The prospect of a similar farce developing in the coming months, over very restrictive abortion legislation, should not be countenanced and those politicians who truly want to make a stand on this issue should face the political consequences of their decision.
Government TDs who want to go down in the annals of history as those who, in 2012, agitated to deny women access to life-saving medical treatment should be treated as the political pariahs that they are and ejected from their parliamentary parties.
If they are determined to become martyrs to misogyny then let them, but they should not be given a free pass to ride roughshod over the express will of people and make a mockery of the democratic process that they seem determined to usurp.

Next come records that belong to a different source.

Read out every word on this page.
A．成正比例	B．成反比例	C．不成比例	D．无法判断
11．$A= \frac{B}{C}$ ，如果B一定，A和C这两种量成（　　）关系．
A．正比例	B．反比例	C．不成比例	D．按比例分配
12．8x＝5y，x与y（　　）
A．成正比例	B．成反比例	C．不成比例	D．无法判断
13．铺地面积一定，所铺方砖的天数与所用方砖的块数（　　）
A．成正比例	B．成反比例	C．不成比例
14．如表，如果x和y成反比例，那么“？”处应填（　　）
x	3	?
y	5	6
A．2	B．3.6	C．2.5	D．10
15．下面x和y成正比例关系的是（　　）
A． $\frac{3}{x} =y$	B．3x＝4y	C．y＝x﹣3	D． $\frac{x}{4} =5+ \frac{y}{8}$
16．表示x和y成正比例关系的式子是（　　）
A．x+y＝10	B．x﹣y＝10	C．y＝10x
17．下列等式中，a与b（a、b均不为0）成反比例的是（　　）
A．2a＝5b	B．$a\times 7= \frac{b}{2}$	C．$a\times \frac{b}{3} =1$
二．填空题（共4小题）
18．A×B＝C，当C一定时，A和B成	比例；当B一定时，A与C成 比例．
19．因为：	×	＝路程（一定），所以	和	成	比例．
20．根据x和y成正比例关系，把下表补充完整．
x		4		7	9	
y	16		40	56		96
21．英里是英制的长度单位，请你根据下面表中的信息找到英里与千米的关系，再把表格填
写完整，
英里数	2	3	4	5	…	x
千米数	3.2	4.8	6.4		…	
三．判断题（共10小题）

Cardinal Seán Brady may want the Government to re-run the referendums of yore, but the question that he wants to again put to the Irish people has been repeatedly asked and answered — he just doesn’t like the response.
Conservative politicians may still laughably refer to an abortion debate, as if the outcome remains in question, but the truth is that the debate is over — it was over in 2002 when a majority of the electorate endorsed the X case judgment and refused to deny suicidal women access to an abortion.
Fine Gael TDs, suffering from a persecution complex, can opt to live in the past if they wish but the rest of us have entertained their delusions for long enough.